Sono infinite le letture della vicenda del coronavirus, sia sul fronte della comprensione degli eventuali errori commessi sia su quello degli interventi a caso deflagrato (ormai con dimensione planetaria). Resto comunque all’interno della nostra Italia, con particolare riferimento alla ancora più nostra Lombardia. Riconosco che è sempre facile giudicare a posteriori e che non è agevole la posizione di chi deve assumere dei provvedimenti con urgenza e decisione. Ma mi schiero anche dalla parte di chi ritiene che ci siano stati sbagli nella strategia contro il virus. Il primo? Di miopia operativa. Oggi la vera emergenza è il rischio-collasso del sistema sanitario, con la saturazione dei posti letto per gli ammalati, soprattutto quelli che necessitano di andare in terapia intensiva. Domanda: nessuno ha pensato – trattasi non di preveggenza, ma di senso della programmazione – all’espansione del contagio su larga scala, con l’opportunità di attrezzare strutture prima che i buoi scappassero dalla stalla? Noi non siamo in grado, come i cinesi, di costruire un ospedale in 72 ore… Il secondo errore è di comunicazione. Siamo passati da zero casi a “tutti malati” nel volgere di un giorno: a meno che non ci sia stato nascosto qualcosa prima, chi ha assunto certe decisioni l’ha fatto chiaramente con un senso di panico che è stato trasmesso innanzitutto alla popolazione (di qui gli assalti assurdi ai supermercati) e poi al mondo, che non ha esitato a battezzarci come gli untori del pianeta.
Ho viaggiato parecchio e fortunatamente viaggio ancora: vi assicuro che l’immagine di noi italiani nelle emergenze è quella di essere un po’ cialtroni (spesso un po’ tanto…). Stavolta abbiamo tentato di ribaltare l’assunto, ma ci siamo tirati la zappa sui piedi con uno zelo probabilmente eccessivo. Ci siamo fatti consegnare il cerino in mano, mentre altri – penso a francesi e tedeschi – sono stati più furbi e accorti nel non dare clamore ai loro casi, che, come si è ben visto, c’erano eccome. Nello zelo di cui sopra includo anche la scelta del blocco totale, che reputo esagerato, ridicolo in tante manifestazioni (la storia del caffè che può essere consumato da seduti e non al banco me la devono spiegare…) e soprattutto incoerente perché ci sono profonde smagliature.
Faccio un esempio vissuto in prima persona domenica 1 marzo. Sono tornato da La Thuile, dopo l’annullamento della combinata di sci, e mi sono fermato agli outlet di Vicolungo (in realtà era la moglie che desiderava fare una sosta lì…). C’era l’universo in trasferta e aggiungo un “per fortuna” – vuol dire che la voglia di socializzare è ancora alta nonostante fobie e cavolate varie -; c’erano a occhio parecchi lombardi e probabilmente c’era pure il coronavirus.
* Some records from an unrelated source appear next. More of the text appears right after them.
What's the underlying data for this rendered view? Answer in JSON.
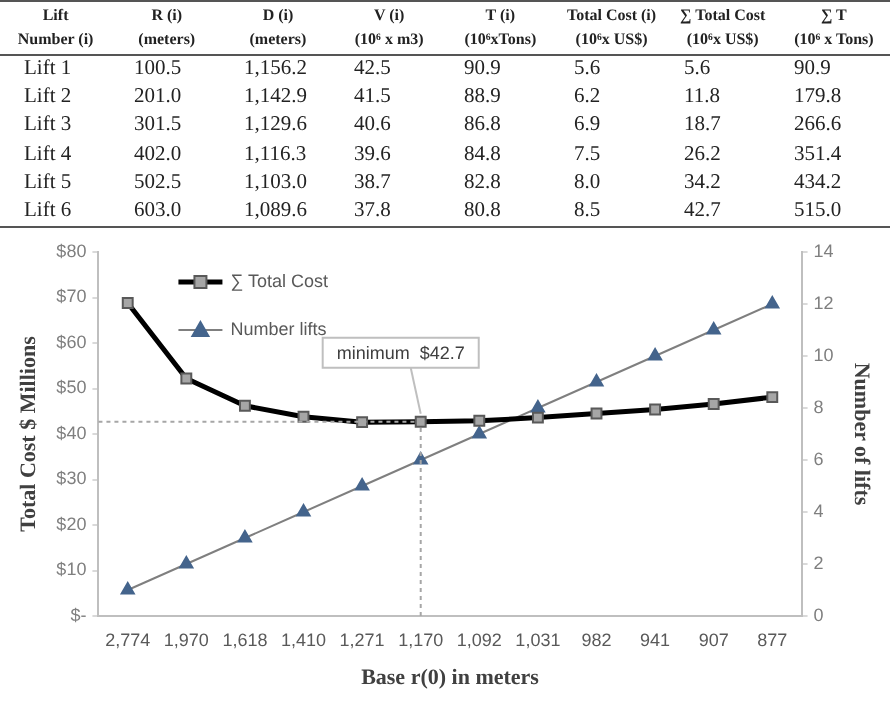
{
  "chart_data": [
    {
      "type": "other",
      "annotations": [
        "Lift\nNumber (i)",
        "R (i)\n(meters)",
        "D (i)\n(meters)",
        "V (i)\n(10⁶ x m3)",
        "T (i)\n(10⁶xTons)",
        "Total Cost (i)\n(10⁶x US$)",
        "∑ Total Cost\n(10⁶x US$)",
        "∑ T\n(10⁶ x Tons)",
        "Lift 1",
        "100.5",
        "1,156.2",
        "42.5",
        "90.9",
        "5.6",
        "5.6",
        "90.9",
        "Lift 2",
        "201.0",
        "1,142.9",
        "41.5",
        "88.9",
        "6.2",
        "11.8",
        "179.8",
        "Lift 3",
        "301.5",
        "1,129.6",
        "40.6",
        "86.8",
        "6.9",
        "18.7",
        "266.6",
        "Lift 4",
        "402.0",
        "1,116.3",
        "39.6",
        "84.8",
        "7.5",
        "26.2",
        "351.4",
        "Lift 5",
        "502.5",
        "1,103.0",
        "38.7",
        "82.8",
        "8.0",
        "34.2",
        "434.2",
        "Lift 6",
        "603.0",
        "1,089.6",
        "37.8",
        "80.8",
        "8.5",
        "42.7",
        "515.0"
      ]
    },
    {
      "type": "line",
      "xlabel": "Base r(0) in meters",
      "ylabel": "Total Cost $ Millions",
      "y2label": "Number of lifts",
      "categories": [
        "2,774",
        "1,970",
        "1,618",
        "1,410",
        "1,271",
        "1,170",
        "1,092",
        "1,031",
        "982",
        "941",
        "907",
        "877"
      ],
      "series": [
        {
          "name": "∑ Total Cost",
          "color": "#000000",
          "marker": "square",
          "values": [
            68.8,
            52.2,
            46.2,
            43.8,
            42.6,
            42.7,
            42.9,
            43.6,
            44.5,
            45.4,
            46.6,
            48.1
          ]
        },
        {
          "name": "Number lifts",
          "color": "#44648c",
          "marker": "triangle",
          "axis": "y2",
          "values": [
            1,
            2,
            3,
            4,
            5,
            6,
            7,
            8,
            9,
            10,
            11,
            12
          ]
        }
      ],
      "ylim": [
        0,
        80
      ],
      "yticks": [
        {
          "value": 0,
          "label": "$-"
        },
        {
          "value": 10,
          "label": "$10"
        },
        {
          "value": 20,
          "label": "$20"
        },
        {
          "value": 30,
          "label": "$30"
        },
        {
          "value": 40,
          "label": "$40"
        },
        {
          "value": 50,
          "label": "$50"
        },
        {
          "value": 60,
          "label": "$60"
        },
        {
          "value": 70,
          "label": "$70"
        },
        {
          "value": 80,
          "label": "$80"
        }
      ],
      "y2lim": [
        0,
        14
      ],
      "y2ticks": [
        0,
        2,
        4,
        6,
        8,
        10,
        12,
        14
      ],
      "ref_lines": [
        {
          "axis": "y",
          "value": 42.7,
          "color": "#a6a6a6",
          "line_style": "dotted"
        },
        {
          "axis": "x",
          "value": "1,170",
          "color": "#a6a6a6",
          "line_style": "dotted"
        }
      ],
      "annotations": [
        {
          "text": "minimum  $42.7",
          "x": "1,170",
          "y": 42.7
        }
      ],
      "grid": false,
      "legend": "top left"
    }
  ]
}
Mi domando se abbia senso fermare cinema, teatri, palestre, piscine, eventi sportivi se poi ci sono eccezioni così lampanti circa gli assembramenti del popolo. Ed è una balla cinese, tanto per restare in tema, pensare che in un outlet si sta molto all’aperto. Vero, ma si sta pure moltissimo al chiuso, tra l’altro in locali caldissimi e pestiferi già di loro.
Insomma, comincio a pensare che fanno bene gli olandesi: del coronavirus non ce ne frega nulla, non daremo mai notizie e numeri. Chi vive, vive; chi muore, muore. Del resto, tutto è partito da una Nazione da 1 miliardo e 300 milioni di umani, molti dei quali si muovono ormai ovunque: lo scorso settembre, visitando la Namibia, ho scoperto che i cinesi sono giunti pure da quelle parti e che si stanno incrociando con le varie etnie locali. Non per fare il disfattista, ma temo allora che il contenimento sia semplicemente impossibile. Il pericolo, semmai, è un altro: che qualcuno si faccia venire insane idee seminando ceppi ben più letali del coronavirus. Forse il mondo deve cominciare a immaginare che questa sarà la vera guerra globale da combattere. E magari, possibilmente, da prevenire.